Best Cry For Help Award
That wasn’t weed, Dad. Dad?
Squad Goals Awards
This magical contraption is literally hooked onto their pants! I can’t tell if this is a festival installation, or some very dedicated, very rad GA patrons. Either way, it’s beautiful.
Most Wholesome Totem Award
Your friendly reminder to eat your veggies, and never turn down at The Forest.
Best Meme-Turned-Totem Award
We found the plug, I guess.
Most Likely To Drink Wine Out Of Cans Award
It happens to the best of us. The Gang should know the drill- stay calm, make a plan, and call Frank. But whatever you do, don’t let Rickety Cricket in your tent.

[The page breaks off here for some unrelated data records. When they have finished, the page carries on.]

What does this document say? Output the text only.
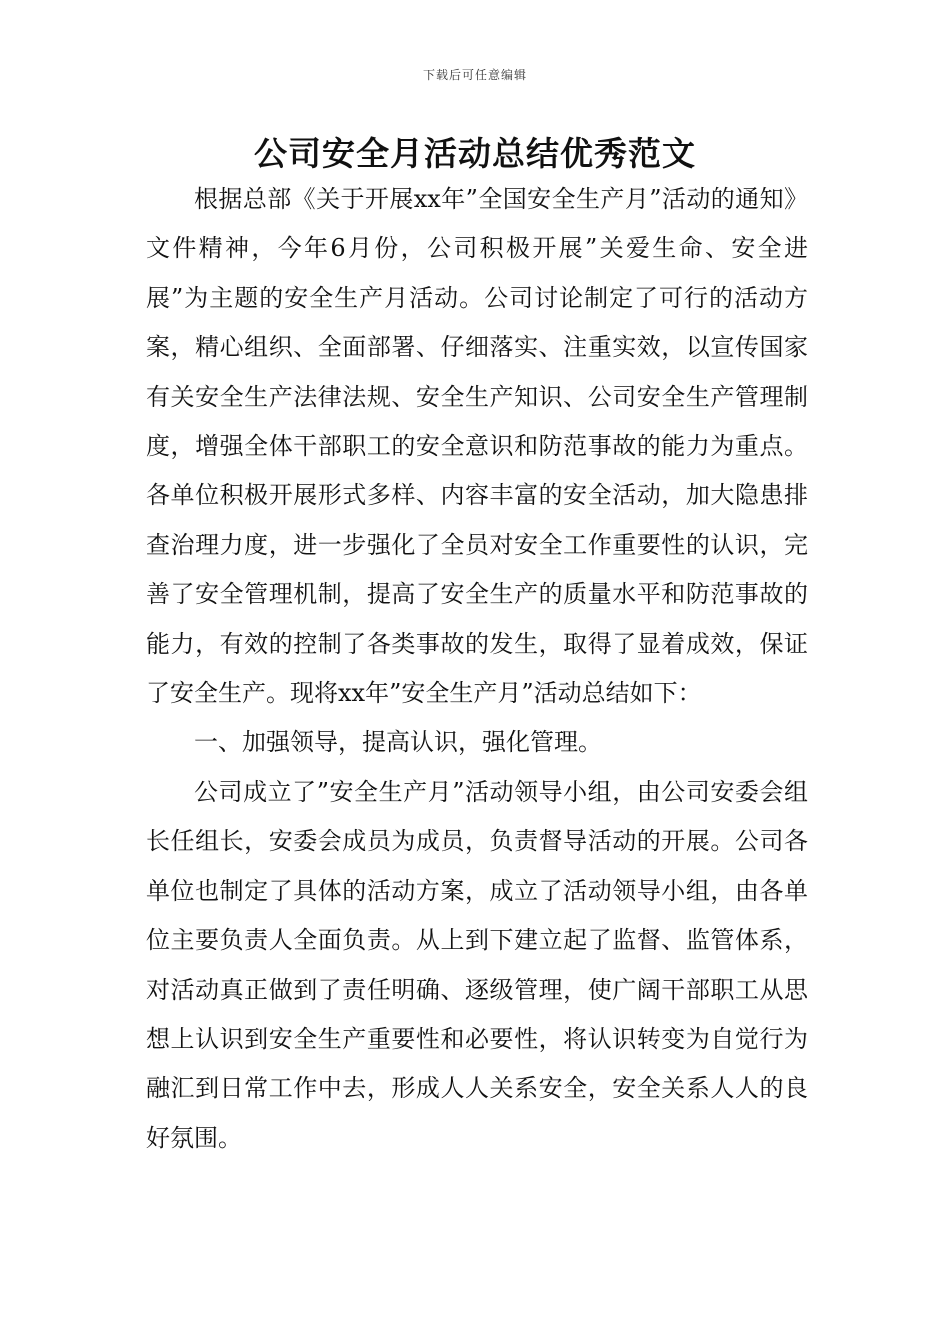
下载后可任意编辑
公司安全月活动总结优秀范文

根据总部《关于开展xx年”全国安全生产月”活动的通知》文件精神，今年6月份，公司积极开展”关爱生命、安全进展”为主题的安全生产月活动。公司讨论制定了可行的活动方案，精心组织、全面部署、仔细落实、注重实效，以宣传国家有关安全生产法律法规、安全生产知识、公司安全生产管理制度，增强全体干部职工的安全意识和防范事故的能力为重点。各单位积极开展形式多样、内容丰富的安全活动，加大隐患排查治理力度，进一步强化了全员对安全工作重要性的认识，完善了安全管理机制，提高了安全生产的质量水平和防范事故的能力，有效的控制了各类事故的发生，取得了显着成效，保证了安全生产。现将xx年”安全生产月”活动总结如下：

一、加强领导，提高认识，强化管理。

公司成立了”安全生产月”活动领导小组，由公司安委会组长任组长，安委会成员为成员，负责督导活动的开展。公司各单位也制定了具体的活动方案，成立了活动领导小组，由各单位主要负责人全面负责。从上到下建立起了监督、监管体系，对活动真正做到了责任明确、逐级管理，使广阔干部职工从思想上认识到安全生产重要性和必要性，将认识转变为自觉行为融汇到日常工作中去，形成人人关系安全，安全关系人人的良好氛围。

Best Character Crossover Award
Lionel Richie and Waldo just had a love child. No more games, Waldo- we saw you all weekend.
Never Gets Old Award
Eliza Thornberry’s little brother was definitely a wook in the making. I wonder what he’s up to now.
Best Face Melting, Universe Travelling Award
If you aren’t getting Rick And Morty’d at a festival, you probably aren’t doing it right.
Current Events Award
Some say he was just a Gorilla. But how do you explain how he used this flower-kqween Snapchat filter on his iPhone7 before his passing? He was one of us. This long haired music lover is a true activist. Never forget.
Whose mans is this? This dude’s respect level is unparalleled- blocking no views, but partying just as hard as the pill poppin’ Spongebob squad. Rage on, friend.
It’s Clit Fam Award
Because what’s girl power without a massive, light-up, lady bit made out of a boa? This is modern art.